O sommeil ! donnez-moi votre baiser de joie.
Tout est fermé. C’est nuit. Silence Le chien jappe.

Je me couche. Pourtant le Songe à mon cœur frappe.
Oui, c’est délicieux, cela, d’être ainsi libre

Et de vivre en berger presque Un souvenir vibre
En moi Là-bas, au temps de l’enfance, ma vie

Coulait ainsi, loin des sentiers, blanche et ravie !

Ténèbres

La tristesse a jeté sur mon coeur ses longs voiles

Et les croassements de ses corbeaux latents ;

Et je rêve toujours au vaisseau des vingt ans,

Depuis qu’il a sombré dans la mer des Étoiles.
Oh ! quand pourrais-je encor comme des crucifix

Étreindre entre mes doigts les chères paix anciennes,

Dont je n’entends jamais les voix musiciennes

Monter dans tout le trouble où je geins, où je vis ?
Et je voudrais rêver longuement, l’âme entière,

Sous les cyprès de mort, au coin du cimetière

Où gît ma belle enfance au glacial tombeau.
Mais je ne pourrai plus ; je sens des bras funèbres

M’asservir au Réel, dont le fumeux flambeau

Embrase au fond des Nuits mes bizarres Ténèbres !

Prières Du Soir

Lorsque tout bruit était muet dans la maison,

Et que mes sœurs dormaient dans les poses lassées

Aux fauteuils anciens d’aïeules trépassées,

Et que rien ne troublait le tacite frisson,
Ma mère descendait à pas doux de sa chambre ;

Et, s’asseyant devant le clavier noir et blanc,

Ses doigts faisaient surgir de l’ivoire tremblant

La musique mêlée aux lunes de septembre.
Moi, j’écoutais, cœur dans la peine et les regrets,

Laissant errer mes yeux vagues sur le Bruxelles,

Ou, dispersent mon rêve en noires étincelles,

Les levant pour scruter l’énigme des portraits.
Et cependant que tout allait en somnolence

Et que montaient le sons mélancoliquement,

Au milieu du tic-tac du vieux Saxe allemand,

Seuls bruits intermittents qui coupaient le silence,
La nuit s’appropriait peu à peu les rideaux

Avec des frissons noirs à toutes les croisées,

Par ces soirs, et malgré les bûches embrassées.

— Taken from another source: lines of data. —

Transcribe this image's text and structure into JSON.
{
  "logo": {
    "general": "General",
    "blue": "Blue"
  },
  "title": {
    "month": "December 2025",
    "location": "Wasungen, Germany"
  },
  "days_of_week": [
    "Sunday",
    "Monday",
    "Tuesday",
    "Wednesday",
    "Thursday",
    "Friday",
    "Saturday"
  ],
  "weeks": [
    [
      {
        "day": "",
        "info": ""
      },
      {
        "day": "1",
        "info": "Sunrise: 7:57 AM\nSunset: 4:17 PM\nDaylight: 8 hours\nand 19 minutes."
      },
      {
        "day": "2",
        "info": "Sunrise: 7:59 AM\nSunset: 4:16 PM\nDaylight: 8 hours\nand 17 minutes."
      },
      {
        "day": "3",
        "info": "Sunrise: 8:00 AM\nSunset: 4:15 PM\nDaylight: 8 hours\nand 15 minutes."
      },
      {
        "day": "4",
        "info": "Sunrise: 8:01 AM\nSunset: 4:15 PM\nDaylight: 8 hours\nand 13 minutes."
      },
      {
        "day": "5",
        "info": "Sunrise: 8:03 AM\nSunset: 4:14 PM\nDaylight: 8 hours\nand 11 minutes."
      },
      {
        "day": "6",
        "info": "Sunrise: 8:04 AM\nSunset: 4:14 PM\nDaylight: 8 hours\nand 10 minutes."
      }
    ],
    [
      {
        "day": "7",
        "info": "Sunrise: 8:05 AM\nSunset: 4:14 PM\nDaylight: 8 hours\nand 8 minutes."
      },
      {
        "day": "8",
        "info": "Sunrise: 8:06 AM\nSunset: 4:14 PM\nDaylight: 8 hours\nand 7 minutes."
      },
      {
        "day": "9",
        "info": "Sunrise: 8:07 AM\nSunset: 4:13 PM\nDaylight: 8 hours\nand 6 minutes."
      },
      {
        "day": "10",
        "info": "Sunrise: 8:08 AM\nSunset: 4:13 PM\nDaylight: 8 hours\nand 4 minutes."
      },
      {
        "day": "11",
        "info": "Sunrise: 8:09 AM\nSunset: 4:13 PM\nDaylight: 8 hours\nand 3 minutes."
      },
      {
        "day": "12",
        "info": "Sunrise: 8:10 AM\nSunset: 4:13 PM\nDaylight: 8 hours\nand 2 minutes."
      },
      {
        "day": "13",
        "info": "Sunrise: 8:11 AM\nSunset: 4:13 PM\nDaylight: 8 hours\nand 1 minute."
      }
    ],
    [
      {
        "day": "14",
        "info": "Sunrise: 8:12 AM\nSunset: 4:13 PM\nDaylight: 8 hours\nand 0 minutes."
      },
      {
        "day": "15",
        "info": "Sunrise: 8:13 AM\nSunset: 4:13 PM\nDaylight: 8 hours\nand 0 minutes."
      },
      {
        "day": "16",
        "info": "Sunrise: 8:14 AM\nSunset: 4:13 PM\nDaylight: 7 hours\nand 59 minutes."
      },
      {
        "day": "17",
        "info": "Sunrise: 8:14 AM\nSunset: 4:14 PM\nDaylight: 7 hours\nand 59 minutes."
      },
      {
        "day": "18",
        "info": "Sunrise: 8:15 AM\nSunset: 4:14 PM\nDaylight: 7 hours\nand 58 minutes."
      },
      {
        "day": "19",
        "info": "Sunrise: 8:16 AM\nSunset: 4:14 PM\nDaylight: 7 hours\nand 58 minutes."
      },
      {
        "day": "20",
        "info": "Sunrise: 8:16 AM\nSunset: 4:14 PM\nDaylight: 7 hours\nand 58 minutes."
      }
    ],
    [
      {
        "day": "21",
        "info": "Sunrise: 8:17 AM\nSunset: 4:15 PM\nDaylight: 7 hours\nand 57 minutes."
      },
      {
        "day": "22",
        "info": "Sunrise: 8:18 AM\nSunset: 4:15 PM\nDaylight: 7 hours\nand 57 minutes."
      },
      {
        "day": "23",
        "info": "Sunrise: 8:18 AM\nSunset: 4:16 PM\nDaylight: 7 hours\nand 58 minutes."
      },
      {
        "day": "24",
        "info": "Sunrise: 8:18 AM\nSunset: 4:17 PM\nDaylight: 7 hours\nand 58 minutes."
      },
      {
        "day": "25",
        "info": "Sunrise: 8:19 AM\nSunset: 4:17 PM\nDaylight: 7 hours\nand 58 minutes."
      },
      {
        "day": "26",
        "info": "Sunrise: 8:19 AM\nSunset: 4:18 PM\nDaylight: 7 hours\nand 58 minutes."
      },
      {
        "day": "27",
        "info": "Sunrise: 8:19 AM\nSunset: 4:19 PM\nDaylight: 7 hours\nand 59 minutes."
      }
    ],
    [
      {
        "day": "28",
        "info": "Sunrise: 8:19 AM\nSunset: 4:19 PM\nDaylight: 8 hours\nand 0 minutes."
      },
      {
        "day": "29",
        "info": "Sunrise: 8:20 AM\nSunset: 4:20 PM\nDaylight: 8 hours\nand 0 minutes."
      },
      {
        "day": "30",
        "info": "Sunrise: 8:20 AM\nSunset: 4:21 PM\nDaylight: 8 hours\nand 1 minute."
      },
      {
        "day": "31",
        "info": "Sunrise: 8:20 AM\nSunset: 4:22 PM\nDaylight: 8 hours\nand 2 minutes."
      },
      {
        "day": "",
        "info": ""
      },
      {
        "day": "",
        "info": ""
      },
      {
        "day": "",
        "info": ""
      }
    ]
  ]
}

Comme nous nous sentions soudain du froid au dos !
L’horloge chuchotant minuit au deuil des lampes,

Mes sœurs se réveillaient pour regagner leur lit,

Yeux mi-clos, chevelure éparse, front pâli,

Sous l’assoupissement qui leur frôlait les tempes ;
Mais au salon empli de lunaires reflets,

Avant de remonter pour le clame nocturne,

C’était comme une attente inerte et taciturne,

Pris brusque, un cliquetis d’argent de chapelets
Et pendant que de Litz les sonates étranges

Lentement achevaient de s’endormir en nous,

La famille faisait la prière à genoux

Sous le lointain écho du clavecin des anges.

Thème Sentimental

Je t’ai vue un soir me sourire

Dans la planète des Bergers ;

Tu descendais à pas légers

Du seuil d’un château de porphyre.
Et ton œil de diamant rare

Eblouissait le règne astral.

Femme, depuis, par mont ou val,

Femme, beau marbre de Carrare.
Ta voix me hante en sons chargés

De mystère et fait mon martyre,

Car toujours je te vois sourire

Dans la planète des Bergers.

Rêve D’artiste

Parfois j’ai le désir d’une sœur bonne et tendre,

D’une sœur angélique au sourire discret :

Sœur qui m’enseignera doucement le secret

De prier comme il faut, d’espérer et d’attendre.
J’ai ce désir très pur d’une sœur éternelle,

D’une sœur d’amitié dans le règne de l’Art,

Qui me saura veillant à ma lampe très tard

Et qui me couvrira des cieux de sa prunelle ;
Qui me prendra les mains quelquefois dans les siennes

Et me chuchotera d’immaculés conseils,

Avec le charme ailé des voix musiciennes.
Et pour qui je ferai, si j’aborde à la gloire,

Fleurir tout un jardin de lys et de soleils

Dans l’azur d’un poème offert à sa mémoire.

Tristesse Blanche

Et nos coeurs sont profonds et vides comme un gouffre,

Ma chère, allons-nous en, tu souffres et je souffre.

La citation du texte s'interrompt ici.